Au-delà du bout du monde, peu importe qu’on le situe à Ushuaia, à Puerto Williams ou au Cap Horn, il y a un autre monde.

Un monde qui n’appartient à personne.

Un monde sans frontière, sans Etat, sans police.

Un monde que l’homme n’a jamais habité de façon pérenne, mais sur lequel il a néanmoins laissé des traces profondes et indélébiles.

Un monde que l’homme essaie aujourd’hui de protéger, tant bien que mal, mais pendant encore combien de temps ?

Un monde de neige et de glace, durci par le froid et balayé par des vents violents, que seule une faune fascinante a su investir.

Un monde où cohabitent pacifiquement de nombreux oiseaux et mammifères marins, épargnés par l’absence de tout prédateur terrestre.

Un monde que j’ai eu le privilège de visiter, et qui m’a chamboulé.

 

Quand la mer m’a pris, un mercredi

 

Pour partir à la découverte de ce monde, j’ai donc pris un bateau, le Sea Adventurer, avec une centaine d’autres passagers. C’est ma première expérience en mer, et je ne sais pas du tout à quoi m’attendre, ni comment mon corps va réagir au roulis et au tangage permanent du bateau, pendant 22 jours, à travers les mers australes connues pour être les plus difficiles du monde. En effet, ce n’est pas pour rien que l’on parle des quarantièmes rugissants et des cinquantièmes hurlants. En plus, partout dans le bateau, je vois disposés de petits sacs blancs pour les nausées qui se terminent mal. Tout cela ne me semble pas très rassurant au moment de quitter le port d’Ushuaia.
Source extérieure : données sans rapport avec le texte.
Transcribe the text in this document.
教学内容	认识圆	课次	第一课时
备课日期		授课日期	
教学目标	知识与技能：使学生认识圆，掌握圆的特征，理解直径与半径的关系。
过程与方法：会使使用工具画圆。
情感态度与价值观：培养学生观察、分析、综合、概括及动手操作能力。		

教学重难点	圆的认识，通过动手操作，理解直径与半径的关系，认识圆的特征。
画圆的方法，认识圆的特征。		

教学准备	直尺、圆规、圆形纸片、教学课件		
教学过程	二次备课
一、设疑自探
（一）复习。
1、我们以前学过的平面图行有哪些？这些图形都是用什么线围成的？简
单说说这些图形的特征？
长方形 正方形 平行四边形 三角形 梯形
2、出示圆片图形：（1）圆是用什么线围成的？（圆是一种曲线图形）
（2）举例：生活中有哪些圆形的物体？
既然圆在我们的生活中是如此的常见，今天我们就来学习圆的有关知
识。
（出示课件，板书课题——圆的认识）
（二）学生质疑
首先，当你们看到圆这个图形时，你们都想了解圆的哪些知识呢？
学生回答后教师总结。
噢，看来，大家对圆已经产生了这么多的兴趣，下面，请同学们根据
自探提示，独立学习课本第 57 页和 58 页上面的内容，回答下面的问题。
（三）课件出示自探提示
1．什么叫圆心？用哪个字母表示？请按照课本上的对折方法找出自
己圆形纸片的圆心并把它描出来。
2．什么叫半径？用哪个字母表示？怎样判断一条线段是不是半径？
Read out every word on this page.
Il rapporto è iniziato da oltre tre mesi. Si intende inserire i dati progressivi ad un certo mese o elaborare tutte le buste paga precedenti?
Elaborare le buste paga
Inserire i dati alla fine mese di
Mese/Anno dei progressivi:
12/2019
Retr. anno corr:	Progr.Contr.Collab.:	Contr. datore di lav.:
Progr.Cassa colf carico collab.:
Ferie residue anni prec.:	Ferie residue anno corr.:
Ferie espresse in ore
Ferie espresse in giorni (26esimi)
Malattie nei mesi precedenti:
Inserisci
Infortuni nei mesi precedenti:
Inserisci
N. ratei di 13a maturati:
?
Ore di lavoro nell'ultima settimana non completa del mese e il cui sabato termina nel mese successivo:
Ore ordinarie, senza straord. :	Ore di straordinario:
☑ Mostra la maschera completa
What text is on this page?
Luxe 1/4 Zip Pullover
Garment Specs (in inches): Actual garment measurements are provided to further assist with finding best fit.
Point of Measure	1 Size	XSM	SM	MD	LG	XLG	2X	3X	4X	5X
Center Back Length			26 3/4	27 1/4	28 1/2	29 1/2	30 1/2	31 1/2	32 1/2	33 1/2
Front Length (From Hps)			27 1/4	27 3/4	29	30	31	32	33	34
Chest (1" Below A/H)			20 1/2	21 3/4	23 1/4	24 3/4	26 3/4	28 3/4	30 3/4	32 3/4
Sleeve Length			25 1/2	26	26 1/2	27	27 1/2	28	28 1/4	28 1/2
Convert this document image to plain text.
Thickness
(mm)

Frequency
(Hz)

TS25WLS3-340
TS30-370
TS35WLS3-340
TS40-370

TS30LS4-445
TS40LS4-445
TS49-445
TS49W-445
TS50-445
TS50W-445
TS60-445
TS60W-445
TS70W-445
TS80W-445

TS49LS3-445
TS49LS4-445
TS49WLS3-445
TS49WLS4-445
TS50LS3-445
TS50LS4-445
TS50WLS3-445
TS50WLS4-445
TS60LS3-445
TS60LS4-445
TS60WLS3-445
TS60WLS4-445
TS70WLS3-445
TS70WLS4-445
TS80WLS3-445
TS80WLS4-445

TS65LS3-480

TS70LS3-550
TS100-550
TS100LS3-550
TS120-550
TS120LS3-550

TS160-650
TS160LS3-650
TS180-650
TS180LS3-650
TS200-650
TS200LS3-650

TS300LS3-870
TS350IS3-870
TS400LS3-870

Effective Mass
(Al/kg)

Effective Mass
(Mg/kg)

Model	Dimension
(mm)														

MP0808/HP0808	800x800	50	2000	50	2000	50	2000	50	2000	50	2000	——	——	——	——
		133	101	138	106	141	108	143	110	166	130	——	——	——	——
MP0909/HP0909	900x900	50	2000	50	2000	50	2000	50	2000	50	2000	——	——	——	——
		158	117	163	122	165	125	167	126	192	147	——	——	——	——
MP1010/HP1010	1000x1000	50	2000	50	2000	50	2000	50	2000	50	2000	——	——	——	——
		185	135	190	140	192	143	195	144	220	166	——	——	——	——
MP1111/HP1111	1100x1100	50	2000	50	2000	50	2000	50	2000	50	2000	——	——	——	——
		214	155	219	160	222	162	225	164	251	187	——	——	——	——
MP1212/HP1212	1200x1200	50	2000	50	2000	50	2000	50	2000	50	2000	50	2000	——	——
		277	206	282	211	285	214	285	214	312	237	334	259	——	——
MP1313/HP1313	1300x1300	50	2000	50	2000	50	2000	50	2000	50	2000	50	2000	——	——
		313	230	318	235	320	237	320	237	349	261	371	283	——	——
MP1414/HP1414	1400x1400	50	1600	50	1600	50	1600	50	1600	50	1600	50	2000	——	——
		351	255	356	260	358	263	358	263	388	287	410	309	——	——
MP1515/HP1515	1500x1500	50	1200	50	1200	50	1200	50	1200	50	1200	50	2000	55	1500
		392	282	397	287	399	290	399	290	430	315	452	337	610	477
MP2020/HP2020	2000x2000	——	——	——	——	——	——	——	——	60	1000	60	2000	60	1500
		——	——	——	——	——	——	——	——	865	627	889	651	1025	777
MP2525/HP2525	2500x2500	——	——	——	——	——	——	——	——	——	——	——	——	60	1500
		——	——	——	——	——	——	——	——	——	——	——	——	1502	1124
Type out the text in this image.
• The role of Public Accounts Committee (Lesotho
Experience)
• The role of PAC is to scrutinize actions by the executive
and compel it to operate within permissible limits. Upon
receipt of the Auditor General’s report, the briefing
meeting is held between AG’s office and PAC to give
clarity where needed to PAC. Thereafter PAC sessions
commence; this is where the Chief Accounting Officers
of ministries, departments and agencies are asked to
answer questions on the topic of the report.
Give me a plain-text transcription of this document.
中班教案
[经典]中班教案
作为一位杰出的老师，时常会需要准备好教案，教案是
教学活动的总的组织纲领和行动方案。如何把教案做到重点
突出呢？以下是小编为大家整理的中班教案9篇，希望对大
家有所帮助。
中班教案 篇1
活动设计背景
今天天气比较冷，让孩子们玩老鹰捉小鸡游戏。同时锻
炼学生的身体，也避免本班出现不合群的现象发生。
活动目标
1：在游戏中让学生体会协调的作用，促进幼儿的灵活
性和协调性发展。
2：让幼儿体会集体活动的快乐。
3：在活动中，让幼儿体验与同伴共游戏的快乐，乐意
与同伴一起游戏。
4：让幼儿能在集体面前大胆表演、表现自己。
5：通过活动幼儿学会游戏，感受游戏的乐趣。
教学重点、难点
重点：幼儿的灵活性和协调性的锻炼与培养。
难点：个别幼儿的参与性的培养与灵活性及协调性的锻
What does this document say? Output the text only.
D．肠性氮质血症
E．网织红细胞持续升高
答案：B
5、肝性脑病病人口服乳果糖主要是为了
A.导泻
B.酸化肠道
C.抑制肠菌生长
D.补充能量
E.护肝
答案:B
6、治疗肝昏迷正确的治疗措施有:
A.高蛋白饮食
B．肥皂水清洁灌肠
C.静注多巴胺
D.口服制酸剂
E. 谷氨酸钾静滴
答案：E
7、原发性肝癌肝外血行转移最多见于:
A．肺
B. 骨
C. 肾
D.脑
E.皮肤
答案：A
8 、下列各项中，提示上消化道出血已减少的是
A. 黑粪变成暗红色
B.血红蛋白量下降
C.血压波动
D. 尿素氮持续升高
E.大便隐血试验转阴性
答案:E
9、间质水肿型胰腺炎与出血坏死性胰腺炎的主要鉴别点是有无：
Mais on a fini par partir, et la mer m’a pris, je me souviens, un mercredi.

 


Première journée de navigation, tout va bien.

Puis dès la fin du deuxième jour, le bateau commence à bouger dans tous les sens. Des verres qui se brisent, des gens qui ont du mal à tenir debout. Au micro, le leader de l’expédition annonce, avec un soupçon de sarcasme : « Bienvenue dans l’Atlantique Sud !« .

Un fort vent de face souffle sur le bateau, obligeant le capitaine à modifier son cap. Ca y est, les choses sérieuses vont commencer, je vais passer au révélateur du mal de mer. Et finalement…rien ! Je ne me sens pas malade du tout, malgré une nuit passée à m’accrocher dans mon lit pour éviter de tomber au gré des fortes secousses du bateau. Je découvre, soulagé, que je ne suis pas sensible au mal de mer. C’est une super nouvelle ! Moi qui me voyais passer l’essentiel des jours de navigation au-dessus des toilettes, maintenant je sais que je vais pouvoir profiter de ce voyage à fond, à chaque instant !

Après une petite journée de mauvaise mer, calme plat jusqu’en Géorgie du Sud. Pendant plusieurs jours, une mer d’huile où l’on s’amuse à observer et photographier le reflet des oiseaux à la surface de l’eau.

Magnifique !

 

 

 

C’est en quittant la Géorgie du Sud que les choses ont commencé à se gâter. Il le fallait bien. On nous annonce une tempête, qualifiée de « violente », avec des vents jusqu’à 60 nœuds (environ 110 km/h). Effectivement, ça bouge pas mal à bord ! Une bonne moitié des gens préfère rester au lit. Dont Sandrine, ce qui fait que je tourne un peu en rond entre les conférences, car il n’y a pas grand-chose à faire sur le bateau pendant tous ces temps morts. Alors au bout d’un moment, je me décide à aller dehors sur le pont, observer la mer déchaînée.

 

Wahou ! C’est incroyable de là-haut ! Je comprends mieux pourquoi on les appelle les cinquantièmes hurlants car en effet, j’entends le vent hurler, c’est incroyable. Je reste sur le pont supérieur à observer la puissance de l’océan, la puissance des éléments, à voir ce bateau se démener entre des vagues hautes de 6 à 9 mètres, à me demander vers quelle contrée inhospitalière nous pouvons bien nous diriger en ce début d’été. La péninsule Antarctique ? Ca promet !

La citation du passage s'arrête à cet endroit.